Verbinding maken met het SQL Server-exemplaar

U kunt verbinding maken met een toepassing buiten het virtuele Azure-netwerk met behulp van het sa account en het externe IP-adres voor de service. Gebruik het wachtwoord dat u hebt geconfigureerd als het OpenShift-geheim.

U kunt de volgende toepassingen gebruiken om verbinding te maken met het SQL Server-exemplaar.

Verbinding maken met sqlcmd

Voer de volgende opdracht uit om verbinding te maken met sqlcmd.

sqlcmd -S <External IP address> -U sa -P "<password>"

Vervang <External IP address> door het IP-adres voor de mssql-deployment service en <password> door uw complexe wachtwoord.

Waarschuwing

Uw wachtwoord moet voldoen aan het standaard SQL Server-wachtwoordbeleid . Standaard moet het wachtwoord ten minste acht tekens lang zijn en tekens bevatten uit drie van de volgende vier sets: hoofdletters, kleine letters, basis-10 cijfers en symbolen. Wachtwoorden mogen maximaal 128 tekens lang zijn. Gebruik wachtwoorden die zo lang en complex mogelijk zijn.

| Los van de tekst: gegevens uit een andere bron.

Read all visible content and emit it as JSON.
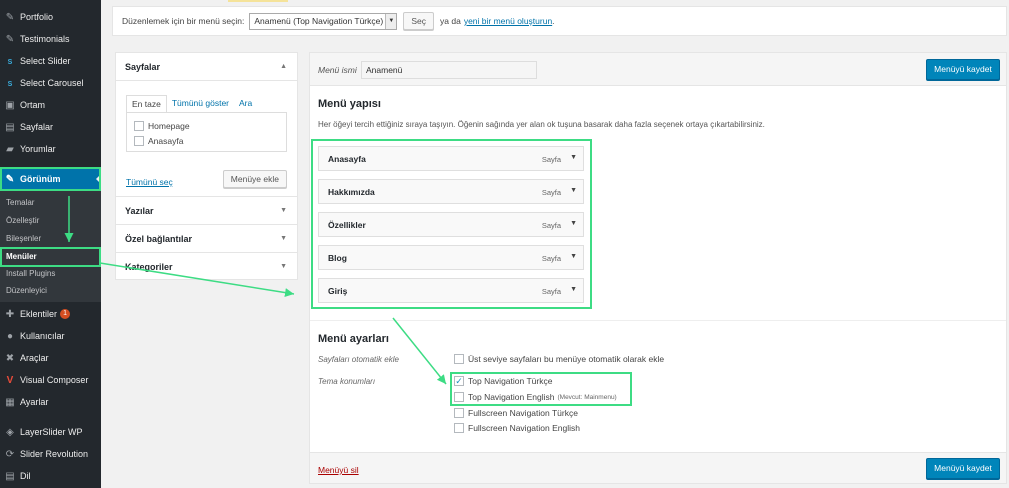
{
  "sidebar": {
    "items": [
      {
        "label": "Portfolio",
        "icon": "pin-icon",
        "glyph": "✎"
      },
      {
        "label": "Testimonials",
        "icon": "pin-icon",
        "glyph": "✎"
      },
      {
        "label": "Select Slider",
        "icon": "s-icon",
        "glyph": "S"
      },
      {
        "label": "Select Carousel",
        "icon": "s-icon",
        "glyph": "S"
      },
      {
        "label": "Ortam",
        "icon": "media-icon",
        "glyph": "▣"
      },
      {
        "label": "Sayfalar",
        "icon": "page-icon",
        "glyph": "▤"
      },
      {
        "label": "Yorumlar",
        "icon": "comment-icon",
        "glyph": "▰"
      },
      {
        "label": "Görünüm",
        "icon": "brush-icon",
        "glyph": "✎"
      },
      {
        "label": "Eklentiler",
        "icon": "plugin-icon",
        "glyph": "✚",
        "badge": "1"
      },
      {
        "label": "Kullanıcılar",
        "icon": "users-icon",
        "glyph": "●"
      },
      {
        "label": "Araçlar",
        "icon": "wrench-icon",
        "glyph": "✖"
      },
      {
        "label": "Visual Composer",
        "icon": "vc-icon",
        "glyph": "V"
      },
      {
        "label": "Ayarlar",
        "icon": "settings-icon",
        "glyph": "▦"
      },
      {
        "label": "LayerSlider WP",
        "icon": "layers-icon",
        "glyph": "◈"
      },
      {
        "label": "Slider Revolution",
        "icon": "refresh-icon",
        "glyph": "⟳"
      },
      {
        "label": "Dil",
        "icon": "language-icon",
        "glyph": "▤"
      }
    ],
    "submenu": [
      "Temalar",
      "Özelleştir",
      "Bileşenler",
      "Menüler",
      "Install Plugins",
      "Düzenleyici"
    ]
  },
  "select_bar": {
    "label": "Düzenlemek için bir menü seçin:",
    "selected": "Anamenü (Top Navigation Türkçe)",
    "button": "Seç",
    "or_text": "ya da",
    "create_link": "yeni bir menü oluşturun",
    "suffix": "."
  },
  "accordion": {
    "pages": {
      "title": "Sayfalar",
      "tabs": [
        "En taze",
        "Tümünü göster",
        "Ara"
      ],
      "items": [
        "Homepage",
        "Anasayfa"
      ],
      "select_all": "Tümünü seç",
      "add_button": "Menüye ekle"
    },
    "sections": [
      "Yazılar",
      "Özel bağlantılar",
      "Kategoriler"
    ]
  },
  "menu": {
    "name_label": "Menü ismi",
    "name_value": "Anamenü",
    "save_button": "Menüyü kaydet",
    "structure_title": "Menü yapısı",
    "structure_desc": "Her öğeyi tercih ettiğiniz sıraya taşıyın. Öğenin sağında yer alan ok tuşuna basarak daha fazla seçenek ortaya çıkartabilirsiniz.",
    "items": [
      {
        "title": "Anasayfa",
        "type": "Sayfa"
      },
      {
        "title": "Hakkımızda",
        "type": "Sayfa"
      },
      {
        "title": "Özellikler",
        "type": "Sayfa"
      },
      {
        "title": "Blog",
        "type": "Sayfa"
      },
      {
        "title": "Giriş",
        "type": "Sayfa"
      }
    ],
    "settings_title": "Menü ayarları",
    "auto_add_label": "Sayfaları otomatik ekle",
    "auto_add_option": "Üst seviye sayfaları bu menüye otomatik olarak ekle",
    "locations_label": "Tema konumları",
    "locations": [
      {
        "label": "Top Navigation Türkçe",
        "checked": true,
        "note": ""
      },
      {
        "label": "Top Navigation English",
        "checked": false,
        "note": "(Mevcut: Mainmenu)"
      },
      {
        "label": "Fullscreen Navigation Türkçe",
        "checked": false,
        "note": ""
      },
      {
        "label": "Fullscreen Navigation English",
        "checked": false,
        "note": ""
      }
    ],
    "delete_link": "Menüyü sil"
  }
}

Fout en herstel verifiëren

Als u fouten en herstel wilt controleren, kunt u de pod verwijderen met de volgende stappen:

  1. Vermeld de pod waarop SQL Server wordt uitgevoerd.

    kubectl get pods
    

    Noteer de naam van de pod waarop SQL Server wordt uitgevoerd.

  2. Verwijder de pod.

    kubectl delete pod mssql-deployment-0
    

    mssql-deployment-0 is de waarde die in de vorige stap is geretourneerd voor de naam van de pod.

Kubernetes maakt de pod automatisch opnieuw om een SQL Server-exemplaar te herstellen en maakt verbinding met de permanente opslag. Gebruik kubectl get pods om te controleren of een nieuwe pod is geïmplementeerd. Gebruik kubectl get services om te controleren of het IP-adres voor de nieuwe container hetzelfde is.

Hulpmiddelen opruimen

Als u niet van plan bent om door de zelfstudies te gaan die volgen, schoont u uw onnodige resources op. Gebruik de az group delete opdracht om de resourcegroep, containerservice en alle gerelateerde resources te verwijderen. Vervang <MyResourceGroup> door de naam van de resourcegroep die uw cluster bevat.